Trying to explain this process is a challenge at best. This process will probably not work for you the first few times you do it. You may think you see the phantom, but you do not get that rush of power that comes from taking more responsibility. I can tell you, definitively, that if you truly see that the phantom is illusory in some aspect of your life, you WILL get the awesome feelings I have described above. If you are not getting those feelings, just keep running your mind along the lines I have outlined and eventually something will pop. (Trading in the Now takes no responsibility for actual popping sounds as a result of this practice. Please consult a doctor.)

A few weeks ago, I talked about responsibility, freedom, and power.
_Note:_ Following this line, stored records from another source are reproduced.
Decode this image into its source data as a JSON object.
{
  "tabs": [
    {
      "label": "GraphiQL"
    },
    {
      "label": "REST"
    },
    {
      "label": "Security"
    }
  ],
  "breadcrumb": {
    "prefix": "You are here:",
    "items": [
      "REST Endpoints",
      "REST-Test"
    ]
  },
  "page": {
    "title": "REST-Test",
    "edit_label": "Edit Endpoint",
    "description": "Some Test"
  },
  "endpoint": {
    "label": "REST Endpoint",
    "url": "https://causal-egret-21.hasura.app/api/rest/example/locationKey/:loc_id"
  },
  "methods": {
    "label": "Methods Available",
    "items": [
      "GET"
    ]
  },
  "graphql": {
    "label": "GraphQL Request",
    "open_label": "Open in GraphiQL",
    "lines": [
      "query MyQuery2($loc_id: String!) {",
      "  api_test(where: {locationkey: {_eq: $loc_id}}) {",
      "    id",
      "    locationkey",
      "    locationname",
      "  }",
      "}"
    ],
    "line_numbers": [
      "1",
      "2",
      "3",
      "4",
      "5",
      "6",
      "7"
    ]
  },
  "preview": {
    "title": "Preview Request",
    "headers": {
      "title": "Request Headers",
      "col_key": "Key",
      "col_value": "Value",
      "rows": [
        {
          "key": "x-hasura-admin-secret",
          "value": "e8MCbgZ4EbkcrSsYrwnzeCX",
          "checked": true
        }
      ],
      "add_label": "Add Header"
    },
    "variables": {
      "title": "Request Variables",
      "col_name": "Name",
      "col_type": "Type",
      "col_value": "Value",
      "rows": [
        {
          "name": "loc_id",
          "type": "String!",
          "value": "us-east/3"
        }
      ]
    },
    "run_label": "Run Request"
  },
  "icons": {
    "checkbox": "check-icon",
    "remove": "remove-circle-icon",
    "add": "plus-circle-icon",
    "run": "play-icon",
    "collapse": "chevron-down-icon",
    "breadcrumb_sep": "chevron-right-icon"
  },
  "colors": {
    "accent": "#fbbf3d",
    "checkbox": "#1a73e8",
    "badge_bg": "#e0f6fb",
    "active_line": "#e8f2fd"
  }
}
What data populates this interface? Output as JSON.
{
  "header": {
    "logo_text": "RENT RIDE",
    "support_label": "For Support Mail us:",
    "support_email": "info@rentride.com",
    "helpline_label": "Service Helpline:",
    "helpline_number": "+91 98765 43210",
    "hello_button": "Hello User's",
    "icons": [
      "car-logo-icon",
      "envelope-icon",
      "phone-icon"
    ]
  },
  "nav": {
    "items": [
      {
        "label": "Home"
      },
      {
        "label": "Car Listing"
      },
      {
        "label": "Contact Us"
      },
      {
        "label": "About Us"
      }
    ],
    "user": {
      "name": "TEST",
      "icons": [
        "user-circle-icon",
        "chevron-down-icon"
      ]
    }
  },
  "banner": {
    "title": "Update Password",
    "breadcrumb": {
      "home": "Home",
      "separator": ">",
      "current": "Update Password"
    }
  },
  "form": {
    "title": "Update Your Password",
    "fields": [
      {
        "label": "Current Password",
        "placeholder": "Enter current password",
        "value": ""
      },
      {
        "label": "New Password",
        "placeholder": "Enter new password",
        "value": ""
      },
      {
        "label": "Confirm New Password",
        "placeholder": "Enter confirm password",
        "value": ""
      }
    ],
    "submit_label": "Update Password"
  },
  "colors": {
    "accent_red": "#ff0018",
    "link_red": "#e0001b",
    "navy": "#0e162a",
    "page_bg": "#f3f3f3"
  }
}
They are all linked, and you will find that the more responsibility you take, the more power comes to you. The freedom of your environment dictates how much responsibility you can take, which then dictates how much power you will be given. The trading environment is as free as it gets, which means that those who do take complete responsibility open themselves up to LOTS of power. They get power in droves. People want their company, they can live anywhere they like, and have as much money as they like. Most people think of Warren Buffet, Paul Tudor Jones, and other great traders, as almost demigod-like. They do things that others do not understand, act in ways that others emulate, and live lives of purpose and clarity. Become one of these people by realizing it’s JUST you. There is no one else. Remove “can’t” from your vocabulary and replace it with “I don’t want to.” Remove “must” and replace it with “will.” Whatever system you are using, whatever rut you are stuck in, realize that it’s only you who creates your results. You can drop it all, all your rules, all your preconceptions, and you are not going to be left out to dry because there is no one doing the leaving! On the highest level, there are no bargains because their existence would be a contradiction! Every great teacher in humanity has been trying to say that there is no “two,” only “one,” and that you are that one.